CA Aix-en-Provence, 4e et 5e ch. réunies, 14 février 2019, n° 18/08647

AIX-EN-PROVENCE

Arrêt

Confirmation

PARTIES

Défendeur :

La Côte Varoise (SARL)

COMPOSITION DE LA JURIDICTION

Président :

Mme Salvan

Conseillers :

M. Laurent, Mme Alvarade

Cons. de Prud'h. Toulou, du 11 mai 2018,…

11 mai 2018

Engagé par la SARL La CÔTE VAROISE à compter du 1er janvier 2018, en qualité de boucher charcutier traiteur, contrat précédé d'une première embauche suivie d'une démission en 2016, M.N. a signalé à l'administration, le 3 février 2018, diverses violations des règles d'hygiène alimentaire et mauvaises pratiques commerciales ayant entraîné des remarques de la part de certains clients, commises selon lui par son employeur.

L'administration a accusé réception de son courriel le 14 février 2018 en indiquant qu'elle le prenait en compte dans la programmation des enquêtes à venir.

Par lettre remise en main propre contre décharge, le 15 février 2018, M. N. a été convoqué à un entretien préalable au licenciement fixé le 26 février 2018 et mis à pied à titre conservatoire.

Par courrier du 7 mars 2018, il a été licencié pour faute grave aux motifs, entre autres de manquements aux règles d'hygiène alimentaire (lasagnes avariées et moisies en rayon, viande périmée dans le frigo, vitrine intérieure du rayon plats cuisinés non nettoyée, déchets non jetés dans les containers adéquats (...) ) .

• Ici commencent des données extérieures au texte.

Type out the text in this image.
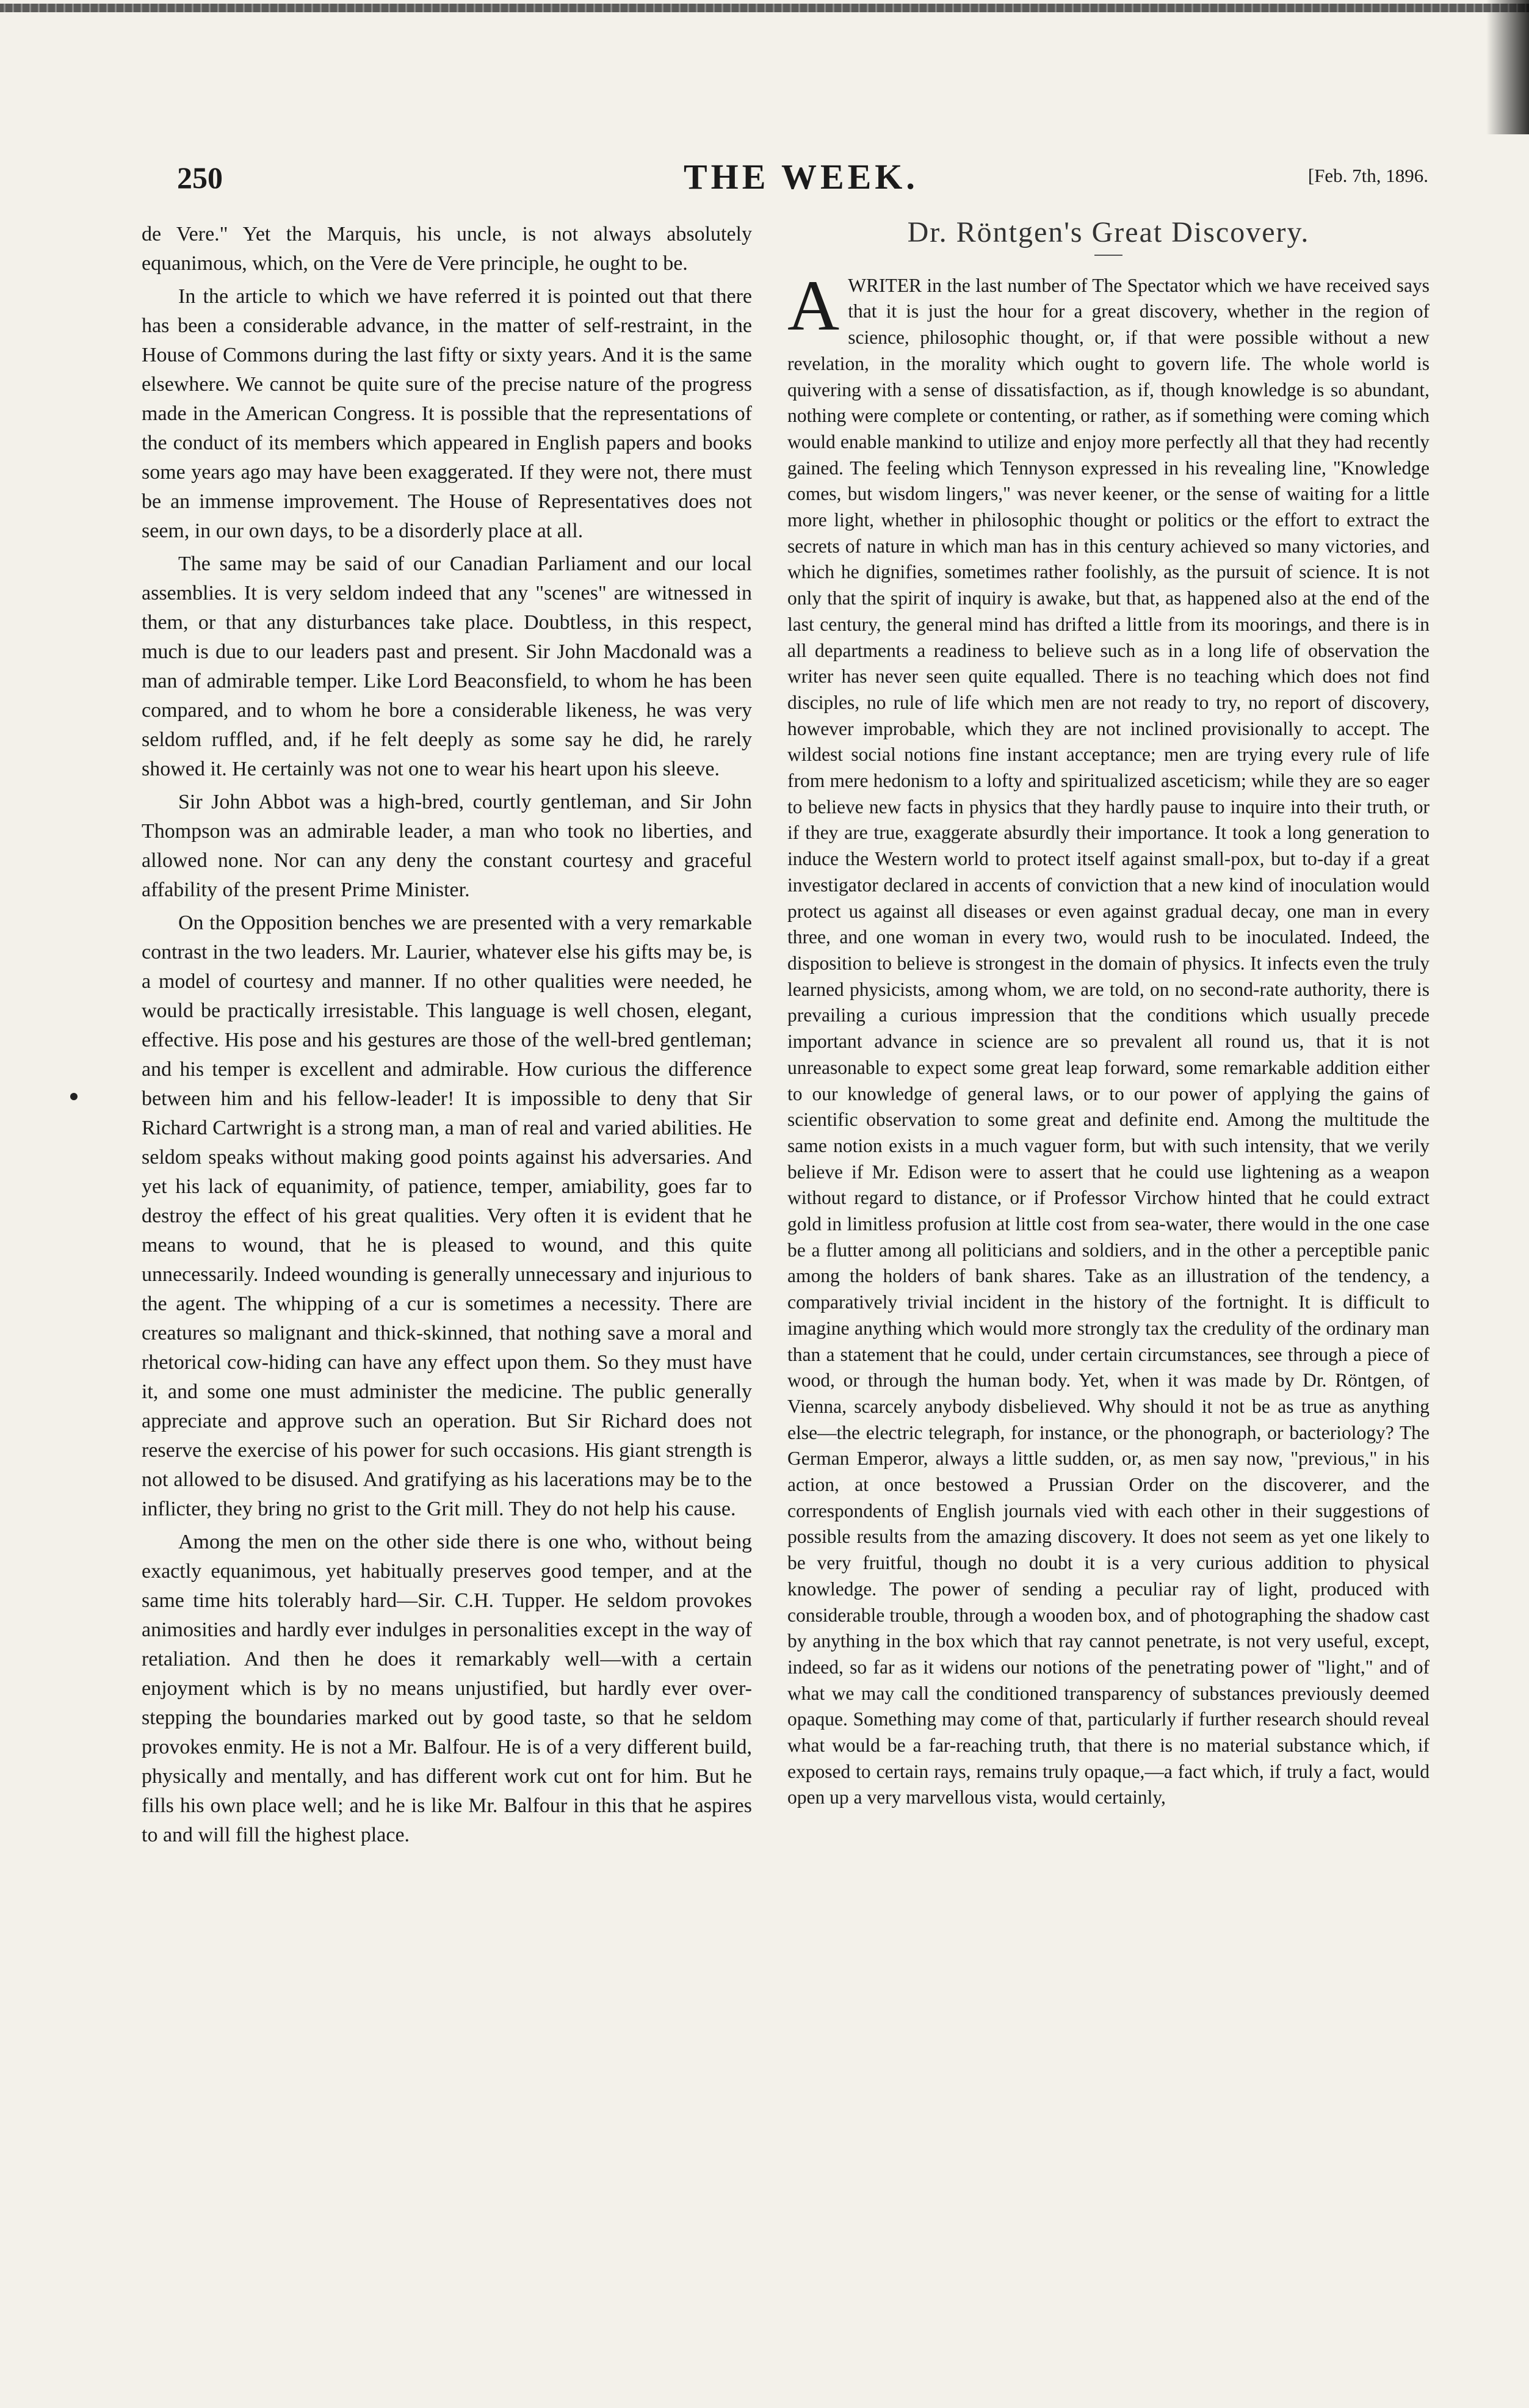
250	THE WEEK.	[Feb. 7th, 1896.

de Vere." Yet the Marquis, his uncle, is not always absolutely equanimous, which, on the Vere de Vere principle, he ought to be.

In the article to which we have referred it is pointed out that there has been a considerable advance, in the matter of self-restraint, in the House of Commons during the last fifty or sixty years. And it is the same elsewhere. We cannot be quite sure of the precise nature of the progress made in the American Congress. It is possible that the representations of the conduct of its members which appeared in English papers and books some years ago may have been exaggerated. If they were not, there must be an immense improvement. The House of Representatives does not seem, in our own days, to be a disorderly place at all.

The same may be said of our Canadian Parliament and our local assemblies. It is very seldom indeed that any "scenes" are witnessed in them, or that any disturbances take place. Doubtless, in this respect, much is due to our leaders past and present. Sir John Macdonald was a man of admirable temper. Like Lord Beaconsfield, to whom he has been compared, and to whom he bore a considerable likeness, he was very seldom ruffled, and, if he felt deeply as some say he did, he rarely showed it. He certainly was not one to wear his heart upon his sleeve.

Sir John Abbot was a high-bred, courtly gentleman, and Sir John Thompson was an admirable leader, a man who took no liberties, and allowed none. Nor can any deny the constant courtesy and graceful affability of the present Prime Minister.

On the Opposition benches we are presented with a very remarkable contrast in the two leaders. Mr. Laurier, whatever else his gifts may be, is a model of courtesy and manner. If no other qualities were needed, he would be practically irresistable. This language is well chosen, elegant, effective. His pose and his gestures are those of the well-bred gentleman; and his temper is excellent and admirable. How curious the difference between him and his fellow-leader! It is impossible to deny that Sir Richard Cartwright is a strong man, a man of real and varied abilities. He seldom speaks without making good points against his adversaries. And yet his lack of equanimity, of patience, temper, amiability, goes far to destroy the effect of his great qualities. Very often it is evident that he means to wound, that he is pleased to wound, and this quite unnecessarily. Indeed wounding is generally unnecessary and injurious to the agent. The whipping of a cur is sometimes a necessity. There are creatures so malignant and thick-skinned, that nothing save a moral and rhetorical cow-hiding can have any effect upon them. So they must have it, and some one must administer the medicine. The public generally appreciate and approve such an operation. But Sir Richard does not reserve the exercise of his power for such occasions. His giant strength is not allowed to be disused. And gratifying as his lacerations may be to the inflicter, they bring no grist to the Grit mill. They do not help his cause.

Among the men on the other side there is one who, without being exactly equanimous, yet habitually preserves good temper, and at the same time hits tolerably hard—Sir. C.H. Tupper. He seldom provokes animosities and hardly ever indulges in personalities except in the way of retaliation. And then he does it remarkably well—with a certain enjoyment which is by no means unjustified, but hardly ever over-stepping the boundaries marked out by good taste, so that he seldom provokes enmity. He is not a Mr. Balfour. He is of a very different build, physically and mentally, and has different work cut ont for him. But he fills his own place well; and he is like Mr. Balfour in this that he aspires to and will fill the highest place.

Dr. Röntgen's Great Discovery.

AWRITER in the last number of The Spectator which we have received says that it is just the hour for a great discovery, whether in the region of science, philosophic thought, or, if that were possible without a new revelation, in the morality which ought to govern life. The whole world is quivering with a sense of dissatisfaction, as if, though knowledge is so abundant, nothing were complete or contenting, or rather, as if something were coming which would enable mankind to utilize and enjoy more perfectly all that they had recently gained. The feeling which Tennyson expressed in his revealing line, "Knowledge comes, but wisdom lingers," was never keener, or the sense of waiting for a little more light, whether in philosophic thought or politics or the effort to extract the secrets of nature in which man has in this century achieved so many victories, and which he dignifies, sometimes rather foolishly, as the pursuit of science. It is not only that the spirit of inquiry is awake, but that, as happened also at the end of the last century, the general mind has drifted a little from its moorings, and there is in all departments a readiness to believe such as in a long life of observation the writer has never seen quite equalled. There is no teaching which does not find disciples, no rule of life which men are not ready to try, no report of discovery, however improbable, which they are not inclined provisionally to accept. The wildest social notions fine instant acceptance; men are trying every rule of life from mere hedonism to a lofty and spiritualized asceticism; while they are so eager to believe new facts in physics that they hardly pause to inquire into their truth, or if they are true, exaggerate absurdly their importance. It took a long generation to induce the Western world to protect itself against small-pox, but to-day if a great investigator declared in accents of conviction that a new kind of inoculation would protect us against all diseases or even against gradual decay, one man in every three, and one woman in every two, would rush to be inoculated. Indeed, the disposition to believe is strongest in the domain of physics. It infects even the truly learned physicists, among whom, we are told, on no second-rate authority, there is prevailing a curious impression that the conditions which usually precede important advance in science are so prevalent all round us, that it is not unreasonable to expect some great leap forward, some remarkable addition either to our knowledge of general laws, or to our power of applying the gains of scientific observation to some great and definite end. Among the multitude the same notion exists in a much vaguer form, but with such intensity, that we verily believe if Mr. Edison were to assert that he could use lightening as a weapon without regard to distance, or if Professor Virchow hinted that he could extract gold in limitless profusion at little cost from sea-water, there would in the one case be a flutter among all politicians and soldiers, and in the other a perceptible panic among the holders of bank shares. Take as an illustration of the tendency, a comparatively trivial incident in the history of the fortnight. It is difficult to imagine anything which would more strongly tax the credulity of the ordinary man than a statement that he could, under certain circumstances, see through a piece of wood, or through the human body. Yet, when it was made by Dr. Röntgen, of Vienna, scarcely anybody disbelieved. Why should it not be as true as anything else—the electric telegraph, for instance, or the phonograph, or bacteriology? The German Emperor, always a little sudden, or, as men say now, "previous," in his action, at once bestowed a Prussian Order on the discoverer, and the correspondents of English journals vied with each other in their suggestions of possible results from the amazing discovery. It does not seem as yet one likely to be very fruitful, though no doubt it is a very curious addition to physical knowledge. The power of sending a peculiar ray of light, produced with considerable trouble, through a wooden box, and of photographing the shadow cast by anything in the box which that ray cannot penetrate, is not very useful, except, indeed, so far as it widens our notions of the penetrating power of "light," and of what we may call the conditioned transparency of substances previously deemed opaque. Something may come of that, particularly if further research should reveal what would be a far-reaching truth, that there is no material substance which, if exposed to certain rays, remains truly opaque,—a fact which, if truly a fact, would open up a very marvellous vista, would certainly,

M. N. a saisi la juridiction des référés par acte du 23 mars 2018 au visa de l'article R1455-6 du code du travail conférant au juge des référés le pouvoir de statuer même en cas de contestation sérieuse s'il constate un trouble manifestement illicite et de l'article L1132-3-3 du code du travail protégeant le lanceur d'alerte, afin d'obtenir, à titre provisionnel, diverses indemnités à valoir sur son préjudice, pour licenciement nul et en l'absence de demande de réintégration.

Par ordonnance du 11 mai 2018, la formation des référés du Conseil de prud'hommes de Toulon a dit n'y avoir lieu à référé et a invité les parties à mieux se pourvoir devant le juge du fond, a laissé les dépens à la charge de M. N..

Le 23 mai 2018, M. N. a interjeté appel de cette décision qui lui a été notifiée le 16 mai 2018.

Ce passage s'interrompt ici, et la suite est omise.